Permissions required to start a SharePoint Designer workflow

I’ve read in multiple blog posts that you need Contribute permission to start a SharePoint Designer workflow on a List item. That makes sense, because the workflow also generates a workflow status field on the List. And starting the workflow on an item typically alters the value of that field, which automatically means you need permission to change that item.

What I’ve found is that Contribute permission on the List itself is not enough. There are two other permissions required:

  • Contribute permission on the hidden Workflow History list
    The actions taken by a workflow are recorded in a workflow history list. By default this is the hidden List ‘Workflow History’ (URL: {site}/Lists/Workflow%20History) which is always present.
    If the user account that started the workflow cannot write anything to this history list, then the workflow will fail rightaway.
    By default the Workflow History list inherits its permissions from the site root. What typically happens is: someone needs to start a workflow from a Document Library but has only Read permission on the site root. The Workflow History list inherits that Read permission, which is not enough for a workflow to start/run properly.
    If your users who start workflows are already regular Members of the site and therefore have Contribute permission from the root, then you will not notice this problem since you automatically have the correct permission on the Workflow History list.
  • Contribute permission on the Tasks list
    Almost the exact same logic applies to the Tasks list.
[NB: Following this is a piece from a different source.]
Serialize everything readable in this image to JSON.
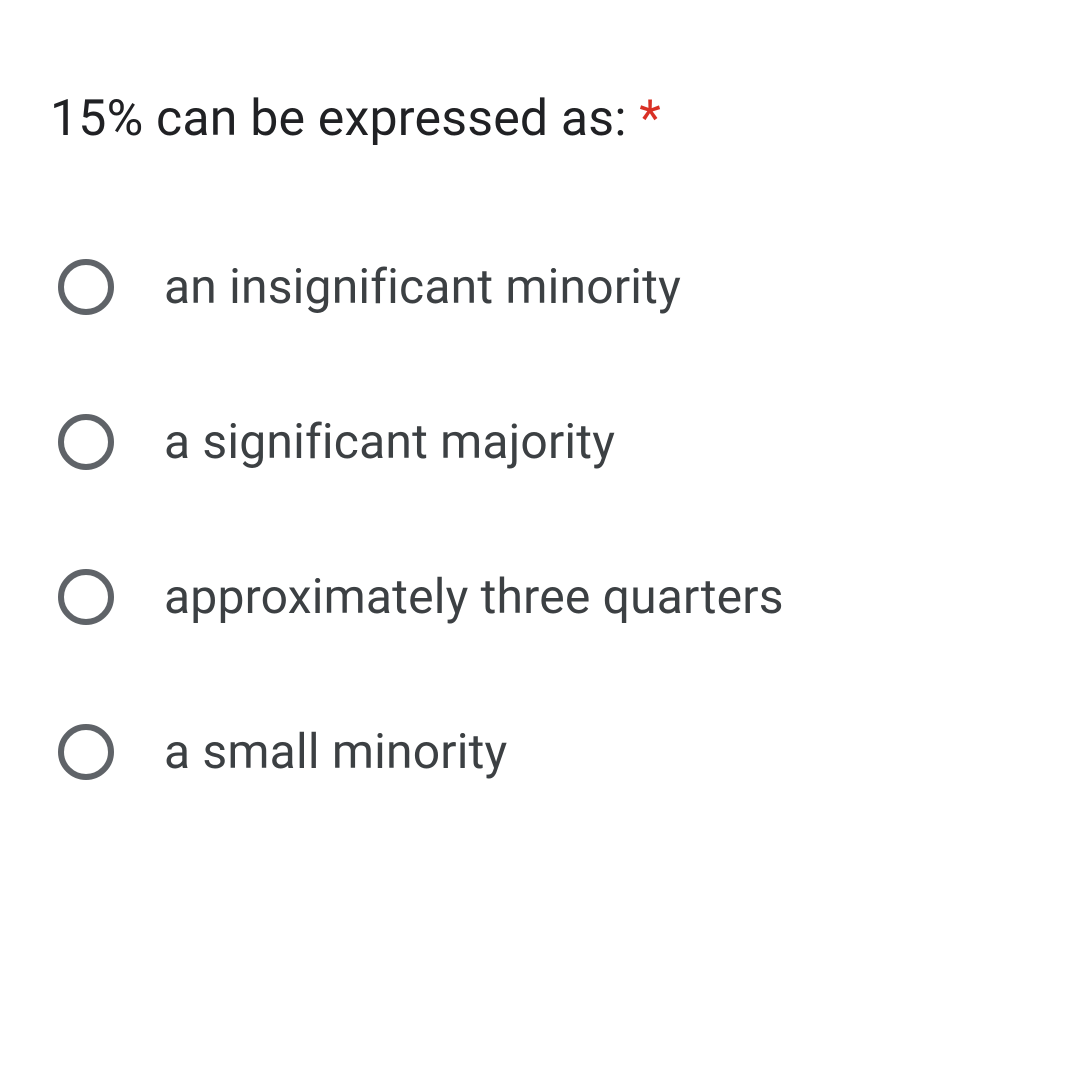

If (and only if) you have a workflow that creates Tasks, then obviously the user needs Contribute permission on the Tasks list configured for that workflow as well.
  • Read permission on the site root
    Please note: I am less certain about this one, but I found that the permissions on the site root also play a role. My theory is this: you need Read permission on the site root so the user can ‘see’ the available workflows and the lists (Tasks and History) attached to those workflows. Somehow that information is stored at site level, which is why you need Read permission there.

Note that the above permission requirements also apply to workflows at site level, not just for List workflows.
Get these permissions in place, and your users should have no trouble starting SharePoint Designer workflows (either manually, or automatically OnCreate/OnChange).